The enforcement action against the firm alleged that the adviser did not make and retain:

  • A true, accurate, and current journal showing cash receipts and disbursements;
  • A true, accurate, and current general ledger reflecting assets, liabilities, reserves, capital, income, and expense accounts;
  • A true, accurate, and current copy of written compliance policies and procedures; and
  • A true, accurate, and current record to prove the firm conducted an annual review of the firm’s written compliance policies and procedures pursuant to the Compliance Rule.

The SEC alleged that the firm’s owner knew, or reasonably should have known, that the firm failed to make and keep certain true, accurate, and current books and records related to its advisory business.

Custody Rule deficiencies

The Custody Rule requires investment advisers who have custody of client funds or securities to implement appropriate procedures to safeguard the assets over which they are deemed to have custody.

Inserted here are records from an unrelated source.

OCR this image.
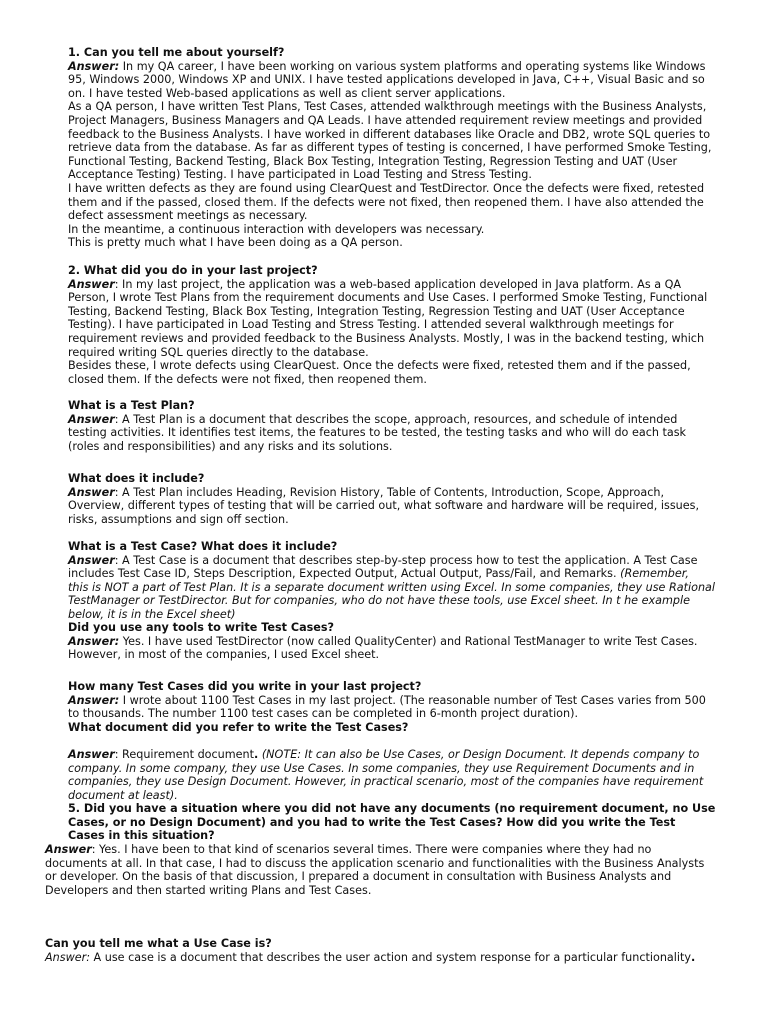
1. Can you tell me about yourself?
Answer: In my QA career, I have been working on various system platforms and operating systems like Windows
95, Windows 2000, Windows XP and UNIX. I have tested applications developed in Java, C++, Visual Basic and so
on. I have tested Web-based applications as well as client server applications.
As a QA person, I have written Test Plans, Test Cases, attended walkthrough meetings with the Business Analysts,
Project Managers, Business Managers and QA Leads. I have attended requirement review meetings and provided
feedback to the Business Analysts. I have worked in different databases like Oracle and DB2, wrote SQL queries to
retrieve data from the database. As far as different types of testing is concerned, I have performed Smoke Testing,
Functional Testing, Backend Testing, Black Box Testing, Integration Testing, Regression Testing and UAT (User
Acceptance Testing) Testing. I have participated in Load Testing and Stress Testing.
I have written defects as they are found using ClearQuest and TestDirector. Once the defects were fixed, retested
them and if the passed, closed them. If the defects were not fixed, then reopened them. I have also attended the
defect assessment meetings as necessary.
In the meantime, a continuous interaction with developers was necessary.
This is pretty much what I have been doing as a QA person.
2. What did you do in your last project?
Answer: In my last project, the application was a web-based application developed in Java platform. As a QA
Person, I wrote Test Plans from the requirement documents and Use Cases. I performed Smoke Testing, Functional
Testing, Backend Testing, Black Box Testing, Integration Testing, Regression Testing and UAT (User Acceptance
Testing). I have participated in Load Testing and Stress Testing. I attended several walkthrough meetings for
requirement reviews and provided feedback to the Business Analysts. Mostly, I was in the backend testing, which
required writing SQL queries directly to the database.
Besides these, I wrote defects using ClearQuest. Once the defects were fixed, retested them and if the passed,
closed them. If the defects were not fixed, then reopened them.
What is a Test Plan?
Answer: A Test Plan is a document that describes the scope, approach, resources, and schedule of intended
testing activities. It identifies test items, the features to be tested, the testing tasks and who will do each task
(roles and responsibilities) and any risks and its solutions.
What does it include?
Answer: A Test Plan includes Heading, Revision History, Table of Contents, Introduction, Scope, Approach,
Overview, different types of testing that will be carried out, what software and hardware will be required, issues,
risks, assumptions and sign off section.
What is a Test Case? What does it include?
Answer: A Test Case is a document that describes step-by-step process how to test the application. A Test Case
includes Test Case ID, Steps Description, Expected Output, Actual Output, Pass/Fail, and Remarks. (Remember,
this is NOT a part of Test Plan. It is a separate document written using Excel. In some companies, they use Rational
TestManager or TestDirector. But for companies, who do not have these tools, use Excel sheet. In t he example
below, it is in the Excel sheet)
Did you use any tools to write Test Cases?
Answer: Yes. I have used TestDirector (now called QualityCenter) and Rational TestManager to write Test Cases.
However, in most of the companies, I used Excel sheet.
How many Test Cases did you write in your last project?
Answer: I wrote about 1100 Test Cases in my last project. (The reasonable number of Test Cases varies from 500
to thousands. The number 1100 test cases can be completed in 6-month project duration).
What document did you refer to write the Test Cases?
Answer: Requirement document. (NOTE: It can also be Use Cases, or Design Document. It depends company to
company. In some company, they use Use Cases. In some companies, they use Requirement Documents and in
companies, they use Design Document. However, in practical scenario, most of the companies have requirement
document at least).
5. Did you have a situation where you did not have any documents (no requirement document, no Use
Cases, or no Design Document) and you had to write the Test Cases? How did you write the Test
Cases in this situation?
Answer: Yes. I have been to that kind of scenarios several times. There were companies where they had no
documents at all. In that case, I had to discuss the application scenario and functionalities with the Business Analysts
or developer. On the basis of that discussion, I prepared a document in consultation with Business Analysts and
Developers and then started writing Plans and Test Cases.
Can you tell me what a Use Case is?
Answer: A use case is a document that describes the user action and system response for a particular functionality.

This includes a requirement to arrange for an independent public accountant to conduct surprise examinations of assets over which the firm has custody, unless the firm qualifies for an exemption. Furthermore, advisers to private funds must ensure that the fund is subject to annual audit by an independent public accountant registered with, and subject to inspection by, the Public Company Accounting Oversight Board (“PCAOB”) and that audited financial statements of the fund are distributed to investors on an annual basis.

The investment adviser was deemed to have custody of client funds and securities for two reasons: (a) the firm’s owner served as trustee over a client trust account managed by the firm; and (b) the firm’s owner, as well as a second employee, served as managing members of a private fund managed by the firm.

The SEC found that the adviser violated the Custody Rule by:

  • Failing to engage an independent accountant to perform an annual surprise examination of the trust account assets over which the firm’s owner served as trustee;
  • Failing to obtain annual audits of the private fund; and
  • Failing to distribute audited financial statements to the fund’s investors.

The SEC alleged that the advisory firm’s owner knew, or reasonably should have known, that the adviser held custody over the assets in trust account and in the private fund.

Form ADV deficiencies

In multiple Forms ADV filed with the SEC, the firm made the following misstatements:

  • Falsely stated that the adviser did not have custody of client assets;
  • Repeatedly misidentified an individual as being the firm’s CCO, even though that person was never responsible for administering written compliance policies and procedures for the RIA; and
  • Identified a second individual as the firm’s CCO in one Form ADV, even though this person was unaware of these responsibilities.

One individual was named as CCO for purposes of “window dressing.” Obviously, naming a figurehead as the firm’s CCO will not make a favorable impression with examiners.

Cease-and-desist action

Because of the extremely serious compliance violations, the SEC instituted administrative and cease-and-desist proceedings.  As a result, the firm and its owner face potential civil penalties, a cease-and-desist order, and monetary fines.

It is difficult to see what defense could conceivably be offered by the investment adviser to justify these deficiencies.

The enforcement action can be found HERE.


This and other recent enforcement actions by the SEC send a clear message that, even in the absences of ill intent, the Commission will still sanction advisers who ignore their compliance obligations. As this enforcement action illustrates, the owner and the firm demonstrated obvious disregard for their compliance duties.

A strong compliance program should be designed to help advisers live up to their fiduciary obligations and protect investors. Certainly, it is imperative that advisers implement and enforce an effective compliance program. When examiners uncover widespread and persistent compliance deficiencies, they will always question whether an adviser is making a good faith effort to be compliant.